UNICEF Report: Providers and Health Service Delivery in the EAP Region
This background report was prepared for UNICEF for the ADB-UNICEF Workshop on “The Role of Non-State Providers in Delivering Basic Services for Children”.The report is designed to serve as a foundation for future activities to improve the healthcare available to children in the East Asia and Pacific Region (EAPR). Its focus is the role of the private sector (non-State actors), both for profit and nonprofit, in the provision of healthcare services in the Region. It places particular emphasis on services and commodities relevant to the health of poor children, and on the options available to governments to address different aspects of private provision. To illustrate, the report provides an overview of the role of the private sector in health systems in the region; an introduction to the kinds of programs, policies, and activities that are currently having an effect on privately provided healthcare including their relative importance; and recommends a typology of private sector options available to countries in the region.

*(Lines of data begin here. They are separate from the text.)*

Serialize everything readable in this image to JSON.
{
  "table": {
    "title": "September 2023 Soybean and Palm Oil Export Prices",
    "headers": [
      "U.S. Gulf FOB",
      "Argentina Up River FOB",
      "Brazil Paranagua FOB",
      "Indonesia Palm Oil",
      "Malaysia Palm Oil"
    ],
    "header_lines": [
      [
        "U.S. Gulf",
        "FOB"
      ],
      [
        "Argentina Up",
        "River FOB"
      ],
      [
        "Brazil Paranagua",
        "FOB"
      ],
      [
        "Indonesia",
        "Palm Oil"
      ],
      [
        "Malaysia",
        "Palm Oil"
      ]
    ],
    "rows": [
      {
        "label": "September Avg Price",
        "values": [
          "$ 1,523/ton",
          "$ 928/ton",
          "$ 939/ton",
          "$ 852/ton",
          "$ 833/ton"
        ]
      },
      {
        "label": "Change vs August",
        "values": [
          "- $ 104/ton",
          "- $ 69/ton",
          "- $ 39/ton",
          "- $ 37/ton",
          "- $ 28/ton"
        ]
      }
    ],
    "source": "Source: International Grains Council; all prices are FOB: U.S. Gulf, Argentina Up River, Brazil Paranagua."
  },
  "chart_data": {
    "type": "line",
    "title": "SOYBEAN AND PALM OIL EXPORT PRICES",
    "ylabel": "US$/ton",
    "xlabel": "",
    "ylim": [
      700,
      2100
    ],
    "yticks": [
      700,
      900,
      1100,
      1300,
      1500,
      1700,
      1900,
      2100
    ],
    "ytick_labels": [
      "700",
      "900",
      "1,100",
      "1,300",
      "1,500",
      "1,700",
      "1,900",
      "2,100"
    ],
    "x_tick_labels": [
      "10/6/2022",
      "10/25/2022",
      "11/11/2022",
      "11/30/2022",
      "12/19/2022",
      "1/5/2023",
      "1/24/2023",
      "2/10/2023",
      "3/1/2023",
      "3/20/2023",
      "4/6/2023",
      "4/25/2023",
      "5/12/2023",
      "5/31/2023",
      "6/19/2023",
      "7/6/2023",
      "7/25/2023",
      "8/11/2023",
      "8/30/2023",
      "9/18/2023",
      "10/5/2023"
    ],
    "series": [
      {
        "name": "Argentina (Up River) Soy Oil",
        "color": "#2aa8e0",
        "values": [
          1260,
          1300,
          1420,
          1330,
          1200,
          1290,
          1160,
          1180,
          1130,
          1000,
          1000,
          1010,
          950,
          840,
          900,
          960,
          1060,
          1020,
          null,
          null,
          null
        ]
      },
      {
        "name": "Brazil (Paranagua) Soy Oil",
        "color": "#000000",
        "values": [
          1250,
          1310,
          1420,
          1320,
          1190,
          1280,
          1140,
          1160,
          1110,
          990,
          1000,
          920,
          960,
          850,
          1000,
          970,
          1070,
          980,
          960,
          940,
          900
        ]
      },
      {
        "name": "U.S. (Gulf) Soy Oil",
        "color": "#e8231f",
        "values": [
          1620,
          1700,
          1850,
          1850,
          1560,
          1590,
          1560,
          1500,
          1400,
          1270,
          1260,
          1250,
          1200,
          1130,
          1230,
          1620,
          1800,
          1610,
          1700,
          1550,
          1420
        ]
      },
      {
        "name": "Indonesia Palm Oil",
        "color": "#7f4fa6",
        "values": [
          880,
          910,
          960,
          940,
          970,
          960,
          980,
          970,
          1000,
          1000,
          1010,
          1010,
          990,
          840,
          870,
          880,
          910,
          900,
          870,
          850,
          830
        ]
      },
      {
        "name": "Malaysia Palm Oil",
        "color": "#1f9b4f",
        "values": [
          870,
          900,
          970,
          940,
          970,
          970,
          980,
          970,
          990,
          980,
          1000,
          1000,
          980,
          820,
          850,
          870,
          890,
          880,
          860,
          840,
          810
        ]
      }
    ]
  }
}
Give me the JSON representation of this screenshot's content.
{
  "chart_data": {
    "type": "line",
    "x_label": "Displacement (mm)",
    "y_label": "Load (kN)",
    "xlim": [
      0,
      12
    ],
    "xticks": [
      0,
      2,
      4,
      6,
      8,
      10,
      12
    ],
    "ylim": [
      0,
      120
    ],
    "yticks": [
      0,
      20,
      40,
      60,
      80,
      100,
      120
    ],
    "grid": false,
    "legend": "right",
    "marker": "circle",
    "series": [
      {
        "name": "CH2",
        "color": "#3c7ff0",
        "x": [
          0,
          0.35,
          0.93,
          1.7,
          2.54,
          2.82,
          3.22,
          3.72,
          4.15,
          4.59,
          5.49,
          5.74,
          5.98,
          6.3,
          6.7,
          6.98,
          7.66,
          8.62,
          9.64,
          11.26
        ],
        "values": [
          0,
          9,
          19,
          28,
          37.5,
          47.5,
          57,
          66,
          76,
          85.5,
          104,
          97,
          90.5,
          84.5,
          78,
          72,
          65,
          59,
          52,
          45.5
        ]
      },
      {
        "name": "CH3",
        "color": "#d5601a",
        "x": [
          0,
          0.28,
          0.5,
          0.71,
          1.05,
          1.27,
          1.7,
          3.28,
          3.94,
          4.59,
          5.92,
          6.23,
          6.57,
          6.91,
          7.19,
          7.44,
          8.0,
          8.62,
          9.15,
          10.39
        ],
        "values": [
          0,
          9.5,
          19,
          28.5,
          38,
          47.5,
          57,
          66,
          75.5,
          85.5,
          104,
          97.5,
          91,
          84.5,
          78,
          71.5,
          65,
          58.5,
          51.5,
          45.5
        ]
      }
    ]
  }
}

Monitor Report: Emerging Markets, Emerging Models: Market-Based Solutions to the Challenges of Global Poverty
This report investigates “Market-Based Solutions” in a number of social sectors as a means to help those residing at the base of the global income pyramid. It determines that these solutions can be an alternative and complement to traditional government expenditures, aid, and philanthropy, market-based solutions give low-income people better access to socially beneficial products and services that genuinely and directly improve the quality of their lives and livelihoods.
UNDP Report: Creating Value for All: Strategies for Doing Business with the Poor
This report, the first in a series, advances UNDP’s efforts to turn ideas and analysis into action through a dialogue with the private sector, government and civil society. It is the product of research based on 50 case studies of innovative models in a number of sectors (health, education, agriculture, water & sanitation, etc), writing and reviews by a network of developing country academics and a diverse advisory group of institutions with expertise in the private sector’s role in development.
A Review of USAID's Experience with the
Private Sector in Health : 1968-2009
The Bill and Melinda Gates Foundation has taken note of the pervasive role of the private sector in health services and the sector’s potential for accelerating and expanding the uptake of health technologies developed by the Foundation. The Foundation decided to examine the experience of USAID, generally acknowledged by the donor community to be a leader in promoting a vigorous role for the private sector in health service delivery in developing countries. The Foundation requested this study—a distillation of the key lessons emerging from USAID’s experience over the past 40 years—as a way to identify promising lines of future work and absorb any cautionary lessons that could help it avoid the pitfalls encountered by USAID over the years.